The Dead Don’t Care

[an analysis by Krystal Davidowitz]

An Undertaker attempts to desensitize death.

Thomas Lynch opens a door into his world in “The Undertaking.” For years, he has been burying, cremating, selling caskets and urns, and renting out hearses to people who live in his town. As the only undertaker in that town, business is good, and he goes on explaining this by depicting the death rate, coming to the conclusion that in the end, there will always be a one hundred percent death expectancy. Everyone will die eventually. Lynch then explains that when people are alive, they care. They care about virtues, necessities, material things, money, and of course, they care about how they want to be taken care of when they die. That leads Lynch into the main theme of his story: the dead don’t care. Once someone dies, they are dead. Possessions, feelings, and thoughts don’t matter anymore because they are dead, and the dead don’t care, only the living do.

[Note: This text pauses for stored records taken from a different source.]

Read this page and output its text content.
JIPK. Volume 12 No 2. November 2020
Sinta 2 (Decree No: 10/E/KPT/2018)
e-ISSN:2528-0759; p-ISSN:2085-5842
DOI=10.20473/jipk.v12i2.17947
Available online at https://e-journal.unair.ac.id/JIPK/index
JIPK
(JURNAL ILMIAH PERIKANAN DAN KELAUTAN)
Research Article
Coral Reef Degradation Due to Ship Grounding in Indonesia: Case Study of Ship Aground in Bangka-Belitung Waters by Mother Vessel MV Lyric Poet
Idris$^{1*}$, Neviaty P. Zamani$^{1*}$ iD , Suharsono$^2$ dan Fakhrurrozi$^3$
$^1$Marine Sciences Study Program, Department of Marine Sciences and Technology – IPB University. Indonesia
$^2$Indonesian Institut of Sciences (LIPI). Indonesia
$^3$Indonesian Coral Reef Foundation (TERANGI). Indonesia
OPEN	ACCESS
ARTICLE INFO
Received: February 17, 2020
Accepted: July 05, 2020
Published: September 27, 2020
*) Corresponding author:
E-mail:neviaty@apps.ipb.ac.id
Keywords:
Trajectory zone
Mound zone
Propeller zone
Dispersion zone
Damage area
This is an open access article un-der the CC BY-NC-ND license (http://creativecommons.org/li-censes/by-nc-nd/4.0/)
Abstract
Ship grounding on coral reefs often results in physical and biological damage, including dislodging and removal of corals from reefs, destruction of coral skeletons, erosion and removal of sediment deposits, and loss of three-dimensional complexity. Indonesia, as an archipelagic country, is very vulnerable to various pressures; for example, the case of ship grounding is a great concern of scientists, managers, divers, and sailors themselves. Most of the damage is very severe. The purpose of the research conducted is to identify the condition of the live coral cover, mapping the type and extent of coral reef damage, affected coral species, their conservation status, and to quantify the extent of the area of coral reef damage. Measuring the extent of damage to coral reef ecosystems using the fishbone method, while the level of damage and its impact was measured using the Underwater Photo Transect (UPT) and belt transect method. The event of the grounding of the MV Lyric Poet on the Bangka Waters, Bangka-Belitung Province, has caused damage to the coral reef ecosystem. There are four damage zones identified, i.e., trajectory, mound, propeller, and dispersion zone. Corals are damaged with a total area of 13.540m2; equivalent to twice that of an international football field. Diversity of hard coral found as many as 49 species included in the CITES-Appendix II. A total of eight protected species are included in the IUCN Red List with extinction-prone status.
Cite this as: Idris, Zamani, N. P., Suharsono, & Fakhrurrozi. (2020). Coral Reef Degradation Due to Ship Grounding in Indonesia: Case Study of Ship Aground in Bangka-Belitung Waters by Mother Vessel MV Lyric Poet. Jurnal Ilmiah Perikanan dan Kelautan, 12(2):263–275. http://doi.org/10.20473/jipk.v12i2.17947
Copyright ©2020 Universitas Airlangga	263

Lynch introduces us to Milo Hornsby who died last Monday in the early hours of the morning. Lynch is woken up by the new widow at 2 a.m. He starts his job at 2 a.m., not for Milo, but for Milo’s widow because she feels so much pain over her husband’s departure. Lynch gets into how his job is done. He goes to the hospital to check out the body. Then he brings Milo to the funeral home to set his features: close Milo’s eyes, mouth, and overlap his hands on his stomach. While doing this, Lynch recalls his only memory of Milo: When Lynch’s wife left him and his two children, Milo did Lynch’s laundry for two months at the laundry mat that he owned and only charged him sixty dollars. Lynch asked Milo what the total bill really was, and Milo had responded, “Never mind that, one hand washes the other.”

“Once you are dead, put your feet up, call it a day, and let the husband or the missus or the kids or a sibling decide whether you are to be buried or burned or blown out of a cannon or left to dry out in a ditch somewhere. It’s not your day to watch it, because the dead don’t care.”

The emotion Lynch uses in his writing is detached and slightly sarcastic. In order for him to really get his point across (that the dead don’t care), he chooses not to write sympathetically or empathetically towards the people who have died or have known loss. Instead, he chooses to write in a manner void of all emotion. In a way, Lynch writes as if he doesn’t even care. His apathetic voice that is consistent through the piece helps the reader grasp the fact that once someone is dead, they’re dead, and the dead don’t care.